Diese Familienkrüge hängen in englischen Pubs über der Theke. Weidenmüller: „Es gilt als Sakrileg, daraus jemand anderen als ein Familienmitglied trinken zu lassen.“ Folglich bekam die Gruppe, die diese Aufgabe zu lösen hatte, in vier oder fünf Pubs auch einen Korb - nur nicht bei Wirt Freddie in dessen „Gallon Pot“. „Wir mussten allerdings warten, bis der letzte Gast gegangen war“, so der England-Tourist. Dann durfte das Ereignis zum Beweis sogar mit einer Sofortbildkamera festgehalten werden.

Aus dieser Begegnung entwickelte sich zunächst eine Brief- und Telefonfreundschaft. 1999 besuchten Vater und Sohn Freddie Colbridge dann erneut. Und 2009 feierte Weidenmüller mit ihm in Norfolk seinen 90. Geburtstag. Dann kam bei dem alten Herrn der Wunsch auf, noch einmal nach Deutschland zu reisen, wo er von 1945 bis 1949 als Besatzungssoldat stationiert war.

1945 war er als zunächst nach Hamburg gekommen. „Drei Tage nach Kriegsende“, also am 11. Mai 1945, so erzählt er uns, „habe ich dort einen Offiziersclub eröffnet.“ Wieso ihm, dem Sergeant, diese Aufgabe zugefallen war, weiß Freddie nicht. „Sie haben es einfach so entschieden.“ 1946 wurde er mit der gleichen Aufgabe nach Düsseldorf versetzt. Und so verwandelte er das traditionsreiche Restaurant „Zum Kurfürst“ in der Altstadt in einen Offiziersclub. „Wir haben es besucht, das Haus steht heute noch“, erzählt Freddies Gastgeber.

Freddie selbst mochte die Rheinländer. „Sie sind sehr ehrlich und diszipliniert“, sagt er, „und freundlich zu Soldaten.“ Am liebsten wäre er immer in Deutschland geblieben. Aber da spielte die Armee nicht mit - und vermutlich auch Ehefrau Phyllis nicht, die Freddie 1941 in Norfolk geheiratet hatte. 61 Jahre waren sie Eheleute, dann starb sie 2002. Drei Söhne, mittlerweile auch Herren im reifen Alter, gingen aus dieser Ehe hervor. Einer von ihnen brachte den alten Herrn jetzt nach Duisburg und holte ihn Samstag wieder ab.

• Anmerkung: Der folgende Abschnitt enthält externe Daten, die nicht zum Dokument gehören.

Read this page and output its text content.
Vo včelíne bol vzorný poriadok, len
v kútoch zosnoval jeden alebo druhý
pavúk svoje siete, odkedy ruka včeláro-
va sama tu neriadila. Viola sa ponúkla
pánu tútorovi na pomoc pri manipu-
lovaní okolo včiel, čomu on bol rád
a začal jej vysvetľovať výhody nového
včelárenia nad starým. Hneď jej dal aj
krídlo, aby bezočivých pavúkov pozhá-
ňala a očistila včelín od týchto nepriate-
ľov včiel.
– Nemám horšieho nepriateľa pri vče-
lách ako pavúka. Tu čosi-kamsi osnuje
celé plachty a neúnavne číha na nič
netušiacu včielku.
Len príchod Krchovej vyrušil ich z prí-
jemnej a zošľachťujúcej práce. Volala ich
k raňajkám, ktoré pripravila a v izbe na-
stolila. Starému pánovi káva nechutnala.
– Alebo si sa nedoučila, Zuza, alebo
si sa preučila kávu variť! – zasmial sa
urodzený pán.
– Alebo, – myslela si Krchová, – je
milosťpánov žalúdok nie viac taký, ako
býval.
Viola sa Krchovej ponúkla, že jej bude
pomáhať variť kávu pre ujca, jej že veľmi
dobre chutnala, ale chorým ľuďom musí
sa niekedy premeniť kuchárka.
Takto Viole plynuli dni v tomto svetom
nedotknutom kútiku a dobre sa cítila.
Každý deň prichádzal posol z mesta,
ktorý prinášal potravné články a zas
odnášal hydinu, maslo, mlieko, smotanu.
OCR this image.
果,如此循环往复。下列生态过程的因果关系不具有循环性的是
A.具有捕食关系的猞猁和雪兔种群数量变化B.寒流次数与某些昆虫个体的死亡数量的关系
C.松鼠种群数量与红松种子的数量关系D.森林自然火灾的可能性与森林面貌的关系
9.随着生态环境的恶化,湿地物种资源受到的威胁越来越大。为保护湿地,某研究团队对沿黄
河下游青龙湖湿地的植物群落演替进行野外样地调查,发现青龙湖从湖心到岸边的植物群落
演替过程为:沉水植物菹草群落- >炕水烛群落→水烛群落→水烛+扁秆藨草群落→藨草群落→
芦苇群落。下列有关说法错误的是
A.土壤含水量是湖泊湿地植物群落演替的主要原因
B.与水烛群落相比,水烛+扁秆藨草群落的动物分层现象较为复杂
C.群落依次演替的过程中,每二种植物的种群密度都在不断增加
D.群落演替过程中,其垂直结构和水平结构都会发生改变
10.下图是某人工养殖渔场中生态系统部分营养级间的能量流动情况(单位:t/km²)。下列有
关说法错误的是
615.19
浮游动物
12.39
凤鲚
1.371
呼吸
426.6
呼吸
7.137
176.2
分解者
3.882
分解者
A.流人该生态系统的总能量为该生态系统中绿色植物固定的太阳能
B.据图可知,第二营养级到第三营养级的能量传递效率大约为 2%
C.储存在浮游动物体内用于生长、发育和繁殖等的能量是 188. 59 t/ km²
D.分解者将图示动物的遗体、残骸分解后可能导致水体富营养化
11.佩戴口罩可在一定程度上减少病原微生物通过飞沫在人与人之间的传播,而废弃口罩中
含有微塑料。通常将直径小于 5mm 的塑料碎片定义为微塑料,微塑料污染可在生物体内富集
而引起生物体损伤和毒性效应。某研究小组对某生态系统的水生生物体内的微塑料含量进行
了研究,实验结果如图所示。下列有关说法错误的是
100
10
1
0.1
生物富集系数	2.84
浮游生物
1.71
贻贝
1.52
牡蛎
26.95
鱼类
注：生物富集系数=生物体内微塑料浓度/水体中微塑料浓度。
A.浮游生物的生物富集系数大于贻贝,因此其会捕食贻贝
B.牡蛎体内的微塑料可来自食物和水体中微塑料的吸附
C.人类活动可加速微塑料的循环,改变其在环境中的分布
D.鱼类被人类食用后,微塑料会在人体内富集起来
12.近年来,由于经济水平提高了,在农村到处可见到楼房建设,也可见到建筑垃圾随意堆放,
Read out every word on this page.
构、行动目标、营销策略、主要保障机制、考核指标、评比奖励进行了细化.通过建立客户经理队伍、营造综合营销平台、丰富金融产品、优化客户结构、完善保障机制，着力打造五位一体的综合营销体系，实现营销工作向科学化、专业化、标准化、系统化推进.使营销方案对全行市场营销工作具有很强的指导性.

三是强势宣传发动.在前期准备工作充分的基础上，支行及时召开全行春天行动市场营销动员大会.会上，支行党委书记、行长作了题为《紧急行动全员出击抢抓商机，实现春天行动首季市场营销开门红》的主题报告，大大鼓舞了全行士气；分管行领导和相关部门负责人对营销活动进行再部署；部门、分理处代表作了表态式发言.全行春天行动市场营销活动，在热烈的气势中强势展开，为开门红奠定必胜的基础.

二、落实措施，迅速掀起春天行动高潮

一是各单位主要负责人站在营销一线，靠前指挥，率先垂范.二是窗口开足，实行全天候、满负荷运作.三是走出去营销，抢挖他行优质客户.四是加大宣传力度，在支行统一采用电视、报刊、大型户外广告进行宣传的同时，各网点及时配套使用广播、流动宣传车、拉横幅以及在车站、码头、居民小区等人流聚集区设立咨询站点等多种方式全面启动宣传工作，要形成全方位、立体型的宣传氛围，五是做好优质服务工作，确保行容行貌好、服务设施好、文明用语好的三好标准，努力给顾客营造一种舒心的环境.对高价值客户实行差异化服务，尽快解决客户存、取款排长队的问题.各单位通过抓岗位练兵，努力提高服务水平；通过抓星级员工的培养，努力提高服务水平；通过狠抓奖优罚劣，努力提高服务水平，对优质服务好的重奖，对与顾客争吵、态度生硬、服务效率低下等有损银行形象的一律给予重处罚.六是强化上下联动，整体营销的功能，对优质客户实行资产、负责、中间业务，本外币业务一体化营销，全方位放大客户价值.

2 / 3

Mit Gastgeber Werner Weidenmüller ging es zu den Stätten seines früheren Wirkens in Wuppertal, Remscheid und nach Köln. Und da Freddie Süßigkeiten über alles liebt, musste er in Duisburg, bei Dobbelstein, auch Sacher-Torte probieren.

Als Freddie die Weidenmüllers kennenlernte, war er schon im Ruhestand, half aber in dem Pub als Wirt aus, um den Wechsel zwischen zwei Pächtern zu überbrücken.